Back in Singapore, Shi’an passed me the ‘BioGraphic Novel: The 14th Dalai Lama’ by Tetsu Saiwai. I guess I’m probably one of only ones who shed tears over a ‘comic’ book. The light of the tragedy of how a peaceful loving country fell into the crutches of a deluded powerful country (or rather, its key politicians) dawned upon me.

Let’s set aside the argument that Tibet truly belongs to China. Even if so, it still does not justify violence to claim it back. What’s more, Tibet is not part of China at all, even though it may be so in the past. Both Tibet and China have very distinctive different cultures and languages. To say one belongs to other is like saying the oranges belong to the durian family. I don’t believe in violence and like most, am very much against war. Unless it’s for defense, war means extreme greed, hatred and ignorance at play. Only fools wage war – due to lack of understanding about suffering and karma. It perplexes me, for a terribly war torn country that just recovered from a world war, I would think starting another war would be the last thing on its mind?

It seems somewhat contradictory for me to say I hate to see suffering. If my empathy springs from aversion, how genuine could it be? Yet, how does one justify millions of helpless people being robbed off their rights in their own motherland? It is beyond comprehension. However, till this very day, HHDL (His Holiness the 14th Dalai Lama) still refuses to give an eye for an eye. He truly internalised and exemplifies the Buddha’s teaching on how hatred can NEVER be ceased by hatred. I have great admiration for his non-violent stance towards his country’s oppressors.
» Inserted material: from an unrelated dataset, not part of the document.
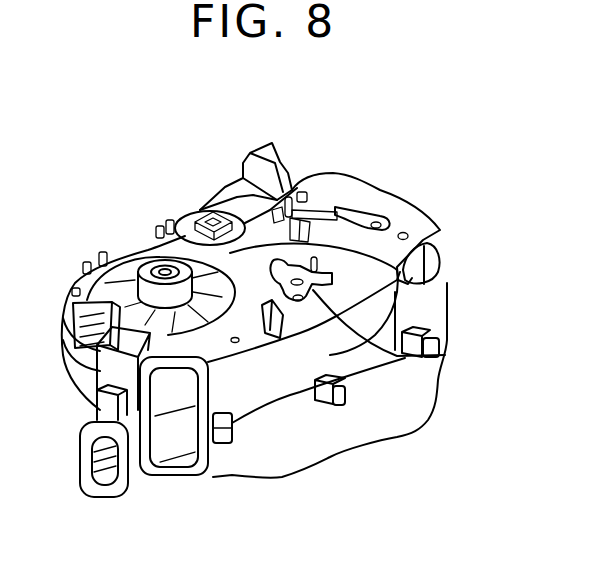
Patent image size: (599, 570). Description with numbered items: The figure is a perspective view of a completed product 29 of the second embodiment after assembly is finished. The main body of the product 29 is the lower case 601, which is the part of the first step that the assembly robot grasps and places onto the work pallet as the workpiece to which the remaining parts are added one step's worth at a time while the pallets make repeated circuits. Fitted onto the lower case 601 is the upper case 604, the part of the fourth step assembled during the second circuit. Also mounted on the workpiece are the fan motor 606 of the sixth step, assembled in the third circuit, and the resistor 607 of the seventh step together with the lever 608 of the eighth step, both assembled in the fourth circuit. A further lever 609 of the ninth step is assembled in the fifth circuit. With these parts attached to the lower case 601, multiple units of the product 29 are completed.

It was not just the suffering of the Tibetans that brought tears to my eyes but that his pure uncorrupted compassion for both friends and ‘foes’ touched me deeply too. He knows very well that if he ever uses violence to retaliate, he would not only create more hatred for and from his oppressors, but let down his people as well.

It was a shocking awakening when I read about how the then young HHDL was forced to face one of the toughest decisions anyone in his twenties would ever need to. The entire country’s fate pivoted upon his one decision. Should he fight back with inadequate firearms and soldiers, the result will be devastating. Many more would have been killed and what’s left would be more grief, bitterness and hatred. Having said that, it’s sad to know at least a million Tibetans had died since the invasion. But HHDL has never loses hope. Like a true Bodhisattva, he goes around the world teaching compassion and peace, while raising awareness about Tibet. He never loses hope that one day, his genuine sincerity could melt the iron hearts of his people’s oppressors. Like a true warrior, his non-violent fight for peace will carry on.

I’m a simple Buddhist. I’m neither pro-China nor Tibet, but I’m certainly pro-peace and understanding! May all beings be well and happy. May they be free from aversion and suffering!